If your head is spinning by now, know you are not alone. LTC claims are document-intensive with a steep learning curve on vocabulary and industry jargon. The most document-intensive times are initiation; when care providers change; and at recertification, six months to a year after approval. Claims are never a once-and-done item. Invoices and other documents must be in each billing cycle to ensure payments are made. Someone must dedicate time and energy to focus on managing the claim, so it does not derail because of documentation problems. There is simply too much money at stake for this process to be allowed to organically happen.

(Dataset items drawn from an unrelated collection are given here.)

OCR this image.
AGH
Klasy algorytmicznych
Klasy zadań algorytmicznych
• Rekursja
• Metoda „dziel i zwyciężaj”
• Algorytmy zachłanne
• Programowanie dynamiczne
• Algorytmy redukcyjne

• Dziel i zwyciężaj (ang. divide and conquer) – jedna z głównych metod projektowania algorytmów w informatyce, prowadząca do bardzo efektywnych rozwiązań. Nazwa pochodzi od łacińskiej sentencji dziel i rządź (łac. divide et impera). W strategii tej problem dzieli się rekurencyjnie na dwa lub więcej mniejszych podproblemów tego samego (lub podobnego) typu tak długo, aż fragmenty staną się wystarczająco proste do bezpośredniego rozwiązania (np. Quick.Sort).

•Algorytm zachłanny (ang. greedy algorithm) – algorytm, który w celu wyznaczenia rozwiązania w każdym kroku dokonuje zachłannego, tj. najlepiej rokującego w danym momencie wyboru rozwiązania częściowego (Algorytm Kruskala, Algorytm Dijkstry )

All of this may make it sound like an LTC policy is more headache than it is worth. Not correct. LTC policies are very much worth the effort. Insurance companies are willing to pay legitimate claims. What they will not do is pay fraudulent or poorly documented claims. Thus, if you can “gird your loins” to the intensive documentation, you will be very glad you have an LTC policy at play when it comes time for care. That love/hate thing you had at the start? It becomes all love once you clear the documentation hurdles.

About the Author
Dr. Stana Martin earned her Ph.D. from the University of Texas at Austin and spent many years teaching at the university level. After both her grandmothers faced the need for long-term care, she left full-time teaching and has worked for nearly two decades in the LTC insurance field helping families better prepare for this time of life.